Currently, malaria, respiratory diseases and malnutrition are endemic problems in Makoko. The community is at risk due to the eviction promoted by the Nigerian government, which intends to build an extension of the luxurious neighborhood of Victoria Island and to clean the image of the city.

Climate change is added to this complicated situation, making floods more violent every year and testing the resilience of the population to a creeping impoverishment.

Floating hope

In view of the lack of determination shown by the government to alleviate Makoko´s problems, some projects have arisen among Nigerian urban planners and architects that have brought a glimmer of hope to the suburb. The most important one is the Makoko Floating School by Kunlé Adeyemi, a project supported by the Fundación Heinrich Böll and United Nations.
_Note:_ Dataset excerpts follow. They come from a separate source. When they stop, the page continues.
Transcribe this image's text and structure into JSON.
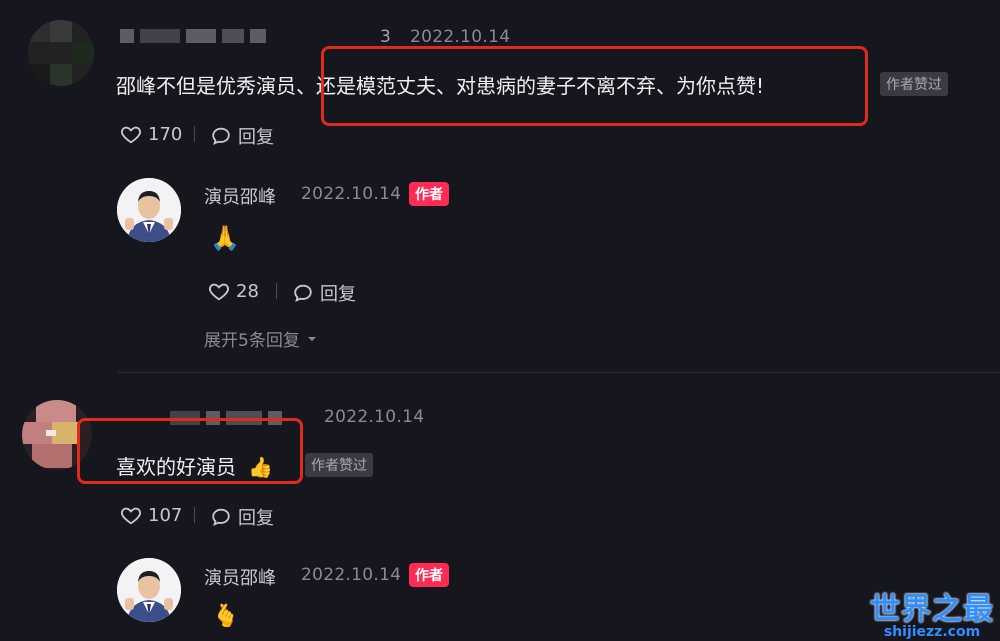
{
  "comments": [
    {
      "date": "2022.10.14",
      "suffix": "3",
      "text": "邵峰不但是优秀演员、还是模范丈夫、对患病的妻子不离不弃、为你点赞!",
      "tag": "作者赞过",
      "likes": "170",
      "reply_label": "回复",
      "replies": [
        {
          "name": "演员邵峰",
          "date": "2022.10.14",
          "tag": "作者",
          "emoji": "🙏",
          "likes": "28",
          "reply_label": "回复",
          "expand": "展开5条回复"
        }
      ]
    },
    {
      "date": "2022.10.14",
      "text": "喜欢的好演员",
      "emoji": "👍",
      "tag": "作者赞过",
      "likes": "107",
      "reply_label": "回复",
      "replies": [
        {
          "name": "演员邵峰",
          "date": "2022.10.14",
          "tag": "作者",
          "emoji": "🫰"
        }
      ]
    }
  ],
  "watermark": {
    "title": "世界之最",
    "url": "shijiezz.com"
  },
  "colors": {
    "background": "#16161f",
    "highlight_box": "#e02a1a",
    "author_tag": "#fe2c55",
    "watermark": "#2f8fff"
  }
}
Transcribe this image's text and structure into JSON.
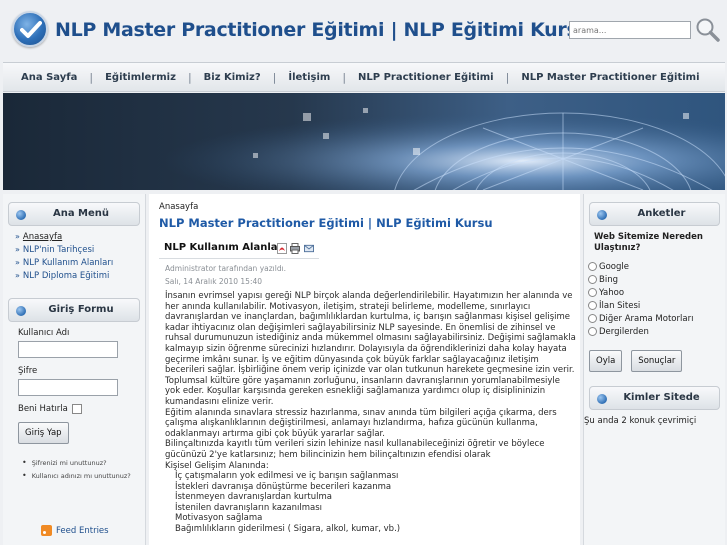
{
  "header": {
    "title": "NLP Master Practitioner Eğitimi | NLP Eğitimi Kursu",
    "search_placeholder": "arama...",
    "search_icon": "search-icon"
  },
  "nav": {
    "items": [
      "Ana Sayfa",
      "Eğitimlermiz",
      "Biz Kimiz?",
      "İletişim",
      "NLP Practitioner Eğitimi",
      "NLP Master Practitioner Eğitimi"
    ]
  },
  "left": {
    "main_menu": {
      "title": "Ana Menü",
      "items": [
        "Anasayfa",
        "NLP'nin Tarihçesi",
        "NLP Kullanım Alanları",
        "NLP Diploma Eğitimi"
      ]
    },
    "login": {
      "title": "Giriş Formu",
      "username_label": "Kullanıcı Adı",
      "password_label": "Şifre",
      "remember_label": "Beni Hatırla",
      "submit_label": "Giriş Yap",
      "forgot_password": "Şifrenizi mi unuttunuz?",
      "forgot_username": "Kullanıcı adınızı mı unuttunuz?"
    },
    "feed_label": "Feed Entries"
  },
  "main": {
    "breadcrumb": "Anasayfa",
    "page_title": "NLP Master Practitioner Eğitimi | NLP Eğitimi Kursu",
    "article_title": "NLP Kullanım Alanları",
    "author": "Administrator tarafından yazıldı.",
    "date": "Salı, 14 Aralık 2010 15:40",
    "paragraphs": [
      "İnsanın evrimsel yapısı gereği NLP birçok alanda değerlendirilebilir.  Hayatımızın her alanında ve her anında kullanılabilir. Motivasyon, iletişim, strateji belirleme, modelleme, sınırlayıcı davranışlardan ve inançlardan, bağımlılıklardan kurtulma, iç barışın sağlanması kişisel gelişime kadar ihtiyacınız olan değişimleri sağlayabilirsiniz NLP sayesinde. En önemlisi de zihinsel ve ruhsal durumunuzun istediğiniz anda mükemmel olmasını sağlayabilirsiniz. Değişimi sağlamakla kalmayıp sizin öğrenme sürecinizi hızlandırır. Dolayısıyla da öğrendiklerinizi daha kolay hayata geçirme imkânı sunar. İş ve eğitim dünyasında çok büyük farklar sağlayacağınız iletişim becerileri sağlar. İşbirliğine önem verip içinizde var olan tutkunun harekete geçmesine izin verir. Toplumsal kültüre göre yaşamanın zorluğunu, insanların davranışlarının yorumlanabilmesiyle yok eder. Koşullar karşısında gereken esnekliği sağlamanıza yardımcı olup iç disiplininizin kumandasını elinize verir.",
      "Eğitim alanında sınavlara stressiz hazırlanma, sınav anında tüm bilgileri açığa çıkarma, ders çalışma alışkanlıklarının değiştirilmesi, anlamayı hızlandırma, hafıza gücünün kullanma, odaklanmayı artırma gibi çok büyük yararlar sağlar.",
      "Bilinçaltınızda kayıtlı tüm verileri sizin lehinize nasıl kullanabileceğinizi öğretir ve böylece gücünüzü 2'ye katlarsınız; hem bilincinizin hem bilinçaltınızın efendisi olarak",
      "Kişisel Gelişim  Alanında:"
    ],
    "list_items": [
      "İç çatışmaların yok edilmesi ve iç barışın sağlanması",
      "İstekleri davranışa dönüştürme becerileri kazanma",
      "İstenmeyen davranışlardan kurtulma",
      "İstenilen davranışların kazanılması",
      "Motivasyon sağlama",
      "Bağımlılıkların giderilmesi ( Sigara, alkol, kumar, vb.)"
    ]
  },
  "right": {
    "poll": {
      "title": "Anketler",
      "question": "Web Sitemize Nereden Ulaştınız?",
      "options": [
        "Google",
        "Bing",
        "Yahoo",
        "İlan Sitesi",
        "Diğer Arama Motorları",
        "Dergilerden"
      ],
      "vote_label": "Oyla",
      "results_label": "Sonuçlar"
    },
    "online": {
      "title": "Kimler Sitede",
      "text": "Şu anda 2 konuk çevrimiçi"
    }
  }
}
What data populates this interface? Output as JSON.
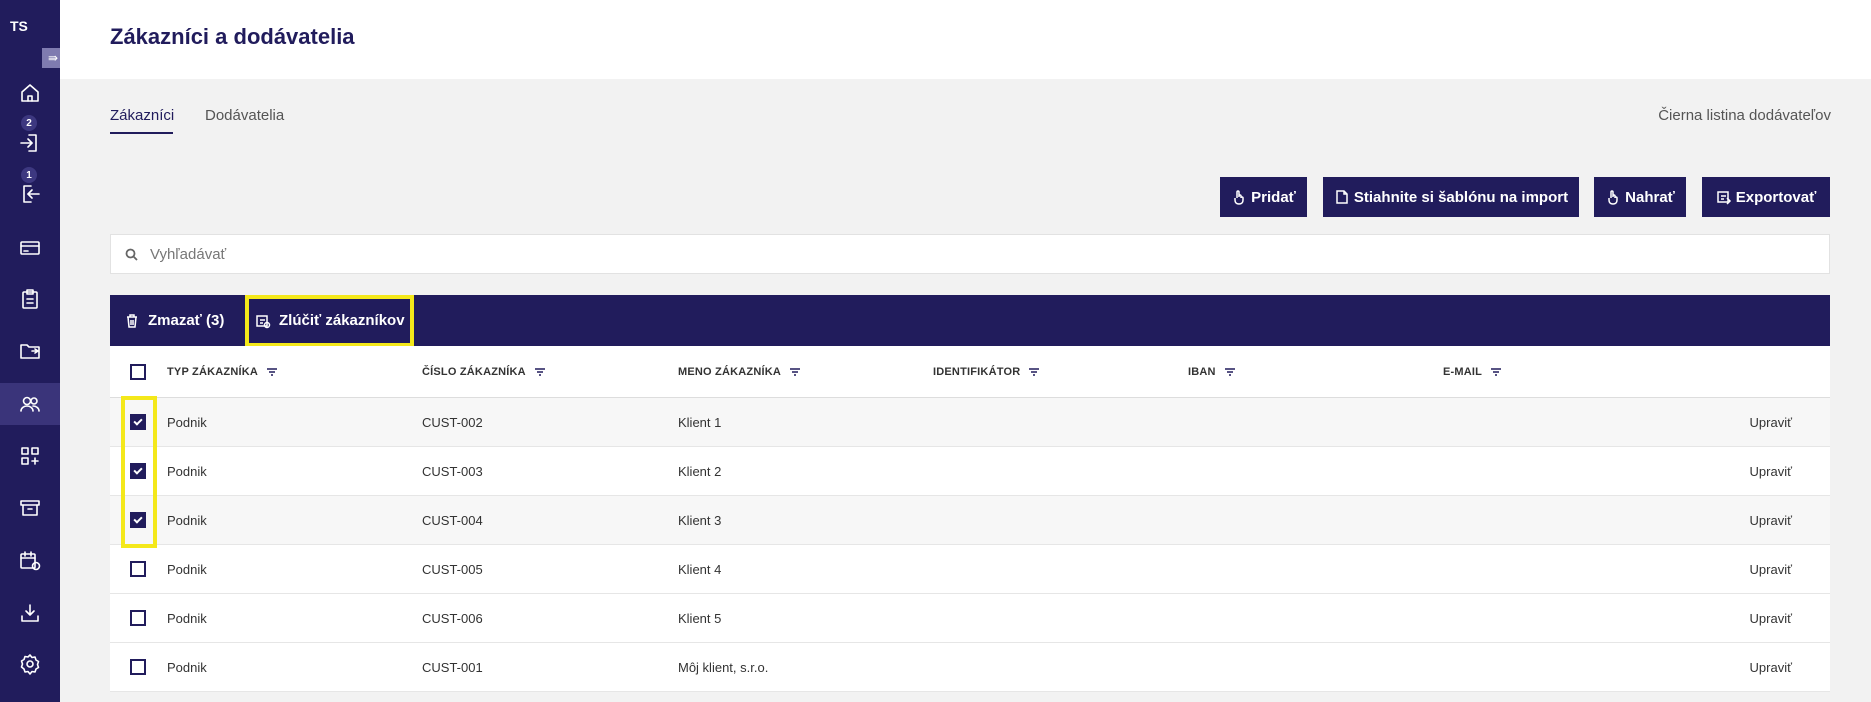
{
  "sidebar": {
    "logo": "TS",
    "toggle_icon": "⇛",
    "items": [
      {
        "icon": "home-icon",
        "active": false
      },
      {
        "icon": "incoming-icon",
        "active": false,
        "badge": "2"
      },
      {
        "icon": "outgoing-icon",
        "active": false,
        "badge": "1"
      },
      {
        "icon": "card-icon",
        "active": false
      },
      {
        "icon": "clipboard-icon",
        "active": false
      },
      {
        "icon": "transfer-icon",
        "active": false
      },
      {
        "icon": "customers-icon",
        "active": true
      },
      {
        "icon": "apps-add-icon",
        "active": false
      },
      {
        "icon": "archive-icon",
        "active": false
      },
      {
        "icon": "calendar-refresh-icon",
        "active": false
      },
      {
        "icon": "download-icon",
        "active": false
      },
      {
        "icon": "settings-icon",
        "active": false
      }
    ]
  },
  "header": {
    "title": "Zákazníci a dodávatelia"
  },
  "tabs": [
    {
      "label": "Zákazníci",
      "active": true
    },
    {
      "label": "Dodávatelia",
      "active": false
    }
  ],
  "blacklist_link": "Čierna listina dodávateľov",
  "actions": {
    "add": "Pridať",
    "template": "Stiahnite si šablónu na import",
    "upload": "Nahrať",
    "export": "Exportovať"
  },
  "search": {
    "placeholder": "Vyhľadávať"
  },
  "bulk": {
    "delete": "Zmazať (3)",
    "merge": "Zlúčiť zákazníkov"
  },
  "table": {
    "columns": [
      "TYP ZÁKAZNÍKA",
      "ČÍSLO ZÁKAZNÍKA",
      "MENO ZÁKAZNÍKA",
      "IDENTIFIKÁTOR",
      "IBAN",
      "E-MAIL"
    ],
    "edit_label": "Upraviť",
    "rows": [
      {
        "checked": true,
        "type": "Podnik",
        "number": "CUST-002",
        "name": "Klient 1"
      },
      {
        "checked": true,
        "type": "Podnik",
        "number": "CUST-003",
        "name": "Klient 2"
      },
      {
        "checked": true,
        "type": "Podnik",
        "number": "CUST-004",
        "name": "Klient 3"
      },
      {
        "checked": false,
        "type": "Podnik",
        "number": "CUST-005",
        "name": "Klient 4"
      },
      {
        "checked": false,
        "type": "Podnik",
        "number": "CUST-006",
        "name": "Klient 5"
      },
      {
        "checked": false,
        "type": "Podnik",
        "number": "CUST-001",
        "name": "Môj klient, s.r.o."
      }
    ]
  },
  "colors": {
    "brand": "#211c5c",
    "highlight": "#f4e81a"
  }
}
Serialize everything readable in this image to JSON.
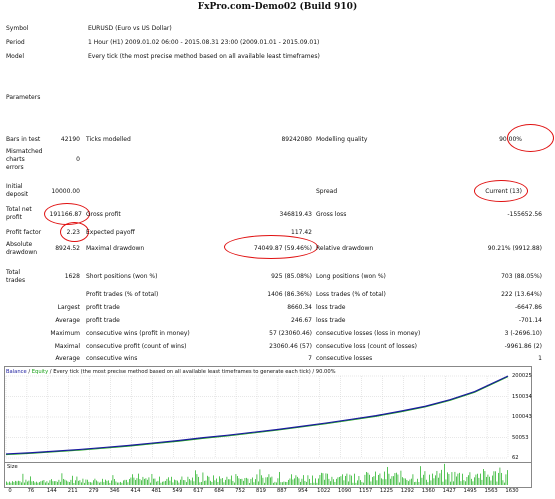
{
  "title": "FxPro.com-Demo02 (Build 910)",
  "header_rows": [
    {
      "label": "Symbol",
      "value": "EURUSD (Euro vs US Dollar)"
    },
    {
      "label": "Period",
      "value": "1 Hour (H1) 2009.01.02 06:00 - 2015.08.31 23:00 (2009.01.01 - 2015.09.01)"
    },
    {
      "label": "Model",
      "value": "Every tick (the most precise method based on all available least timeframes)"
    }
  ],
  "parameters_label": "Parameters",
  "bars": {
    "label": "Bars in test",
    "value": "42190",
    "ticks_label": "Ticks modelled",
    "ticks_value": "89242080",
    "quality_label": "Modelling quality",
    "quality_value": "90.00%"
  },
  "mismatched": {
    "label_1": "Mismatched",
    "label_2": "charts",
    "label_3": "errors",
    "value": "0"
  },
  "deposit": {
    "label_1": "Initial",
    "label_2": "deposit",
    "value": "10000.00",
    "spread_label": "Spread",
    "spread_value": "Current (13)"
  },
  "net_profit": {
    "label_1": "Total net",
    "label_2": "profit",
    "value": "191166.87",
    "gross_profit_label": "Gross profit",
    "gross_profit_value": "346819.43",
    "gross_loss_label": "Gross loss",
    "gross_loss_value": "-155652.56"
  },
  "profit_factor": {
    "label": "Profit factor",
    "value": "2.23",
    "payoff_label": "Expected payoff",
    "payoff_value": "117.42"
  },
  "drawdown": {
    "label_1": "Absolute",
    "label_2": "drawdown",
    "value": "8924.52",
    "maximal_label": "Maximal drawdown",
    "maximal_value": "74049.87 (59.46%)",
    "relative_label": "Relative drawdown",
    "relative_value": "90.21% (9912.88)"
  },
  "trades": {
    "label_1": "Total",
    "label_2": "trades",
    "value": "1628",
    "short_label": "Short positions (won %)",
    "short_value": "925 (85.08%)",
    "long_label": "Long positions (won %)",
    "long_value": "703 (88.05%)"
  },
  "profit_trades": {
    "label": "Profit trades (% of total)",
    "value": "1406 (86.36%)",
    "loss_label": "Loss trades (% of total)",
    "loss_value": "222 (13.64%)"
  },
  "largest": {
    "label": "Largest",
    "profit_label": "profit trade",
    "profit_value": "8660.34",
    "loss_label": "loss trade",
    "loss_value": "-6647.86"
  },
  "average": {
    "label": "Average",
    "profit_label": "profit trade",
    "profit_value": "246.67",
    "loss_label": "loss trade",
    "loss_value": "-701.14"
  },
  "maximum": {
    "label": "Maximum",
    "wins_label": "consecutive wins (profit in money)",
    "wins_value": "57 (23060.46)",
    "losses_label": "consecutive losses (loss in money)",
    "losses_value": "3 (-2696.10)"
  },
  "maximal": {
    "label": "Maximal",
    "wins_label": "consecutive profit (count of wins)",
    "wins_value": "23060.46 (57)",
    "losses_label": "consecutive loss (count of losses)",
    "losses_value": "-9961.86 (2)"
  },
  "avg_consec": {
    "label": "Average",
    "wins_label": "consecutive wins",
    "wins_value": "7",
    "losses_label": "consecutive losses",
    "losses_value": "1"
  },
  "chart_header": {
    "balance": "Balance",
    "separator": " / ",
    "equity": "Equity",
    "rest": " / Every tick (the most precise method based on all available least timeframes to generate each tick) / 90.00%"
  },
  "colors": {
    "balance": "#1a1a9e",
    "equity": "#16a016",
    "highlight": "#e01010",
    "size_bars": "#2db52d"
  },
  "chart_data": {
    "type": "line",
    "x": [
      0,
      80,
      160,
      240,
      320,
      400,
      480,
      560,
      640,
      720,
      800,
      880,
      960,
      1040,
      1120,
      1200,
      1280,
      1360,
      1440,
      1520,
      1628
    ],
    "series": [
      {
        "name": "Balance",
        "values": [
          10000,
          13000,
          17000,
          21000,
          26000,
          31000,
          37000,
          43000,
          50000,
          56000,
          63000,
          70000,
          78000,
          86000,
          95000,
          104000,
          115000,
          127000,
          143000,
          163000,
          201166
        ]
      }
    ],
    "y_ticks": [
      "200025",
      "150034",
      "100043",
      "50053",
      "62"
    ],
    "x_ticks": [
      "0",
      "76",
      "144",
      "211",
      "279",
      "346",
      "414",
      "481",
      "549",
      "617",
      "684",
      "752",
      "819",
      "887",
      "954",
      "1022",
      "1090",
      "1157",
      "1225",
      "1292",
      "1360",
      "1427",
      "1495",
      "1563",
      "1630"
    ],
    "ylim": [
      62,
      201166
    ],
    "size_label": "Size",
    "grid": true
  }
}
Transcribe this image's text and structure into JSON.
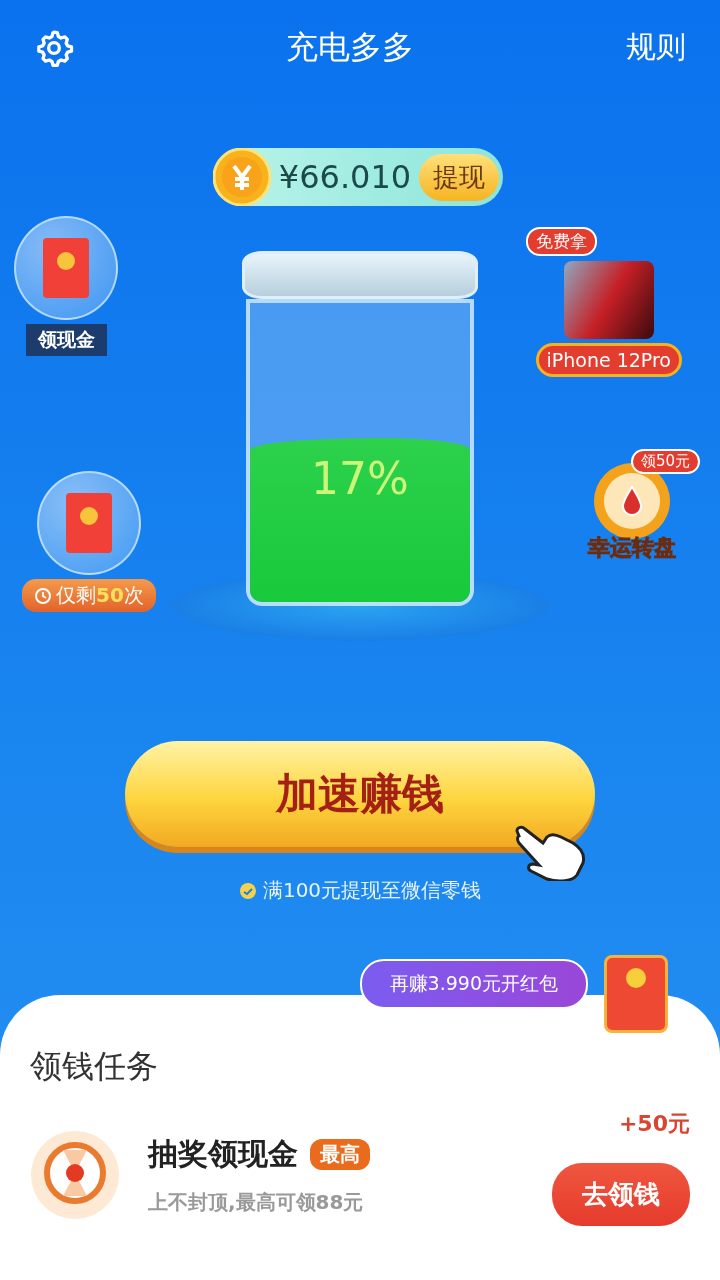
{
  "header": {
    "title": "充电多多",
    "rules_link": "规则"
  },
  "balance": {
    "amount": "¥66.010",
    "withdraw_button": "提现"
  },
  "left_widgets": [
    {
      "label": "领现金",
      "kind": "cash"
    },
    {
      "label": "仅剩**50**次",
      "kind": "count"
    }
  ],
  "right_widgets": [
    {
      "kind": "phone",
      "badge": "免费拿",
      "label": "iPhone 12Pro"
    },
    {
      "kind": "wheel",
      "badge": "领50元",
      "label": "幸运转盘"
    }
  ],
  "battery": {
    "reading": "17%",
    "level": 0.55
  },
  "boost_button": "加速赚钱",
  "wechat_note": "满100元提现至微信零钱",
  "red_packet_tip": "再赚3.990元开红包",
  "tasks": {
    "title": "领钱任务",
    "items": [
      {
        "name": "抽奖领现金",
        "tag": "最高",
        "description": "上不封顶,最高可领88元",
        "reward": "+50元",
        "button": "去领钱"
      }
    ]
  }
}
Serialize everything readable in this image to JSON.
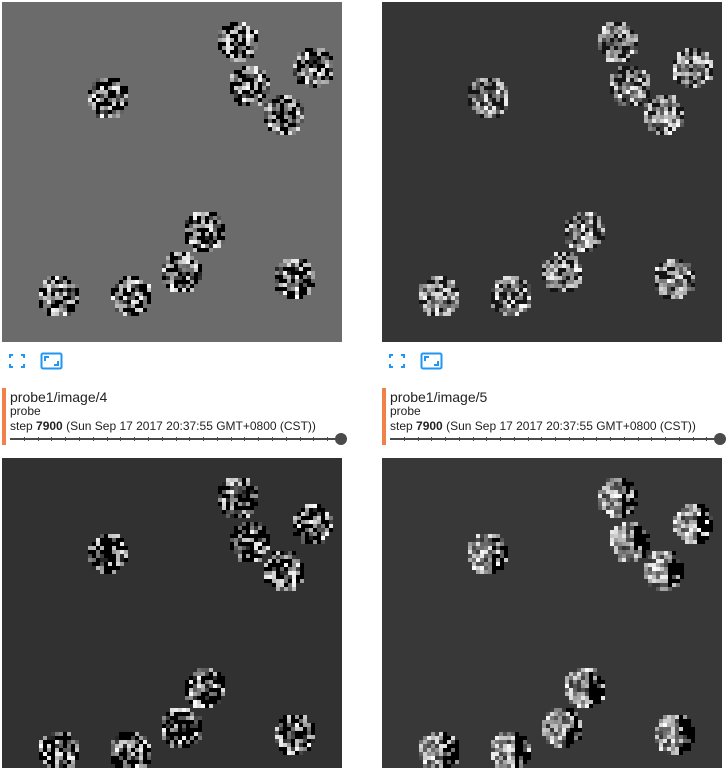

It is a floating structure with a prism-like shape that is entirely autonomous: it collects rain water, generates solar energy and recycles waste water, and it is also immune to the rise in the water level due to floods. Adeyemi has designed the school as a building that may be replicated, so that it will be possible to develop similar areas to Makoko, empowering its neighbors to face the water and energy needs and avoiding residual pollution. The Nigerian architect also promotes a broader research project, the Africa Water Cities, with the aim of fighting the effects of climate change related to floods and the rise of the sea level in African cities.